Il ne faut pas oublier que les députés ont des comptes à rendre à leurs électeurs afin de s’assurer une continuité. Sans oublier la file d’attente des gens qui demandent un soutien financier. Que peut supporter cette caisse lorsque parfois, comme on l’a vu ces dernières années, vous pouvez avoir plus de 3 élections en l’espace de 3 ans et que chaque campagne électorale vous coûte des dizaines de milliers de dollars et que les campagnes de financement du député s’en trouve totalement restreinte et encadrée par des lois de plus en plus sévères ? Que dire également de l’humeur de certains journaux qui ignorent souvent des communiqués de presse qui, parfois, contiennent des éléments essentiels pour la population, le député risquant ainsi de passer pour quelqu’un qui ne fait rien ?
Que dire également d’une vie privée qui prend le bord, où vos adversaires n’attendent que la moindre occasion pour établir votre arbre généalogique ? Que dire également de votre liberté d’expression et d’opinion lorsque vous devez obligatoirement vous soumettre à la ligne de votre parti sous peine de sanctions par celui-ci ? Que dire lorsque votre salaire en prend un coup à force de vouloir plaire à tout le monde en contribuant un peu ici et là ? Que dire lorsque l’ensemble de la population connaît vos allégeances politiques ? Finalement, que dire d’une profession qui n’offre aucune sécurité d’emploi où la base militante peut vous mettre à la porte aussi facilement qu’elle vous a permis d’y rentrer ou que les électeurs peuvent vous remercier du jour au lendemain lors d’une élection sans aucune raison simplement parce qu’il vous tienne coupable par association suite à un scandale ? Mais, que dire dans un monde où vos amis peuvent facilement devenir vos ennemis ?
Quoi qu’il en soit, il reste qu’il y a des exceptions dans tout cela.

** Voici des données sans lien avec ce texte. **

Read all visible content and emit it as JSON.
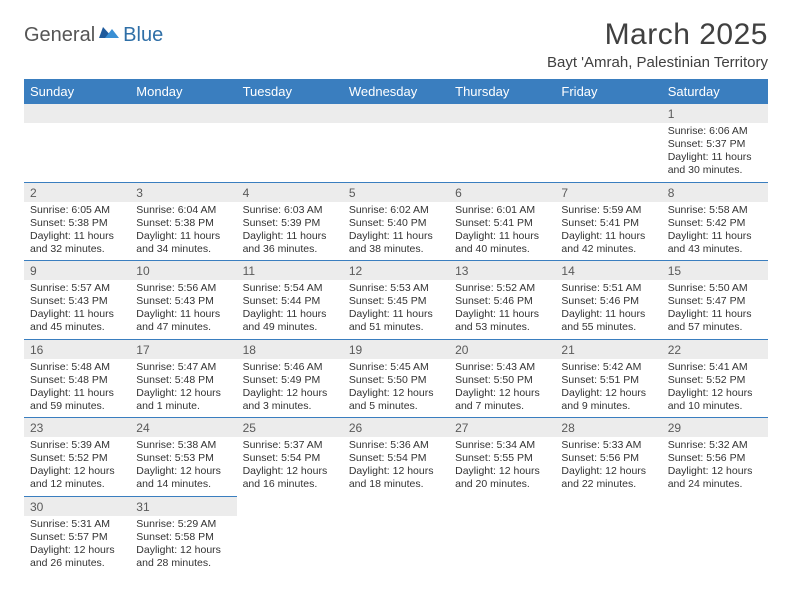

Le jour où l’on reconnaîtra le dévouement de nos politiciens et qu’on leur accordera un peu plus d’attention, ils nous rendront probablement la pareille en embellissant un peu plus l’image de la politique. Bref, se lancer en politique nécessite beaucoup plus de courage, de patience et de sacrifices que certains ambitieux seraient tentés de le croire.